After 3 months sitting on bourbon soaked and toasted oak chips, I’ve kegged the remaining robust porter. It smells great and the sample I had while racking the beer suggests that it’s going to be a doozy. Stay tuned.
I built this banquet tap tower for Michelle’s office christmas party in December. It’s a simple block of CVG Douglas fir with a hole straight-thru for a beer spigot and a partial groove in the bottom that allows it to be attached to a desktop with a C-clap. It started out as a part of a jockey-box, but after reading a fair amount, I decided that for the purposes of a party (or a wedding), the 5-gallon kegs usually get finished before they can cool down, and having the keg under the desk in a bucket of ice would be cheaper and less foamy than trying to get a jockey box dialed in.
Anyway, it worked well, looked nice, and was fun to make with some scrap I had laying around. I re-sawed some of the CVG fir to glue to the sides so that it would be CVG all the way around. It seemed a shame to have only 2 pretty sides. I didn’t finish it – and I probably should given the wet nature of beer – but unfinished fir just looks so lovely. Personally, I like it better with the short tap-handle. Next step will be to make a matching handle.
McMenamins is tapping a special beer this Wednesday, February 1st, brewed in honor of my employer’s 50th Anniversary. The beer, Dr. De’s Special Bitter (get it … DeSB), was brewed in honor of Dr. Amo DeBernardis, the person who founded and directed Portland Community College through it’s formative years. Oddly enough, Dr. Bernardis was a student at Kennedy School (a proper student, not like us), so it’s somewhat fitting that McMenamins be doing the brew.
This is pretty cool news and I can assure you that I’ll be stopping by Chapel Pub to sample the honorary beer on Wednesday. I hear it’ll be available at the nearest pub to each of the 4 main campuses – Chapel, Mall 205, Rock Creek Tavern, and John Barleycorns.
Last night I woke up sweaty, anxious, and my heart was racing. I wasn’t sure what I was forgetting, but I was given some productive night thought time. It wasn’t until tonight that I realized that last night I had tapped my robust espresso porter and consumed a pint and a half. It contains a fair amount of cold press coffee, and I’m susceptible to caffeine at night. So to those who get sweaty and nervous at night from caffeine, you might want to skip this one. It’s good though.
This year’s holiday ale is based on a Robust Porter recipe, but one the two halves of the 10 gallons were halved, each faces a different fate. The first half was inoculated with my regular Fermentis dry ale yeast. It will be infused with cold-press espresso roast coffee during secondary, and will likely get quite a kick from it. The second half was pitched with Wyeast British Ale yeast, and will be put in to secondary with bourbon soaked oak chips.

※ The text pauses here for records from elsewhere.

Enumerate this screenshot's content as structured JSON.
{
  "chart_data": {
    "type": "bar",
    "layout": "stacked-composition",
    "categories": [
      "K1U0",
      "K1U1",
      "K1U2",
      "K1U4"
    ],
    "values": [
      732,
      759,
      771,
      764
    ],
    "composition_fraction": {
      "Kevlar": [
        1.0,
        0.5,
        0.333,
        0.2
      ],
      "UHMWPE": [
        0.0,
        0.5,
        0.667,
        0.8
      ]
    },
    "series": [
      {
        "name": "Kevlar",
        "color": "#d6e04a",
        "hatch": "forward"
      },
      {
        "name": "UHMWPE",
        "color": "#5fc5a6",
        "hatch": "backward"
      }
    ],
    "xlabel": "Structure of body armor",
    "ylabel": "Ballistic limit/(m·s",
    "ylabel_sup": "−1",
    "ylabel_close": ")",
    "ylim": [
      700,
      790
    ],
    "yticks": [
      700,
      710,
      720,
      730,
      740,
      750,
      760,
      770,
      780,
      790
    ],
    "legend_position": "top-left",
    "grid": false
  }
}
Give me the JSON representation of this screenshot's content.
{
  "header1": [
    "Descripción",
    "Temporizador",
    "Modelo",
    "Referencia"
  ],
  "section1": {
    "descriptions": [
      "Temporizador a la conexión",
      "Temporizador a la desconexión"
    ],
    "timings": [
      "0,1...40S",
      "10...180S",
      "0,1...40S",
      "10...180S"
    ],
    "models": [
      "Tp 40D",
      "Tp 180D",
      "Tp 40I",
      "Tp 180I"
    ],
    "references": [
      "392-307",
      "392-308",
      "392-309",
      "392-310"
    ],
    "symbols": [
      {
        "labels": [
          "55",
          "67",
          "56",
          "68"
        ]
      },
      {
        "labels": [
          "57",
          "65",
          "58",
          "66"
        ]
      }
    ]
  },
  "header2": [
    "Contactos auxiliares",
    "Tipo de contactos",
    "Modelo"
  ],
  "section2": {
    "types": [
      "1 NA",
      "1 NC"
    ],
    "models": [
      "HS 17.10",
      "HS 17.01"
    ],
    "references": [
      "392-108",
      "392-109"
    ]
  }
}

Both will have some pretty strong constituents, so I hope that this base recipe will be robust enough to support such big flavors.
18 lbs 2-row
1.5 lbs chocolate malt
1 lbs Crystal 60L
1 lbs Munich
0.5 lbs roast barley
1.5 oz Glacier @ 60min (4.6% alpha)
2 (ish) oz Glacier @ 10min
Irish moss @ 50min
Safale S05 in one
Wyeast British Ale Yeast in the other
lightly toasted oak chips soaked in Maker’s Mark
TBD amount of Portland Roasting’s Espresso roast
I’m still working out the details on how much coffee to add. Talked to a brewer and have been reading about other home brewers’ experiences. Plus, there’s a lovely step-by-step to cold-press coffee on America’s Test Kitchen.
As an FYI, the O.G was 1.062, and no less than 10 people stopped by to comment how good the the wort smelled.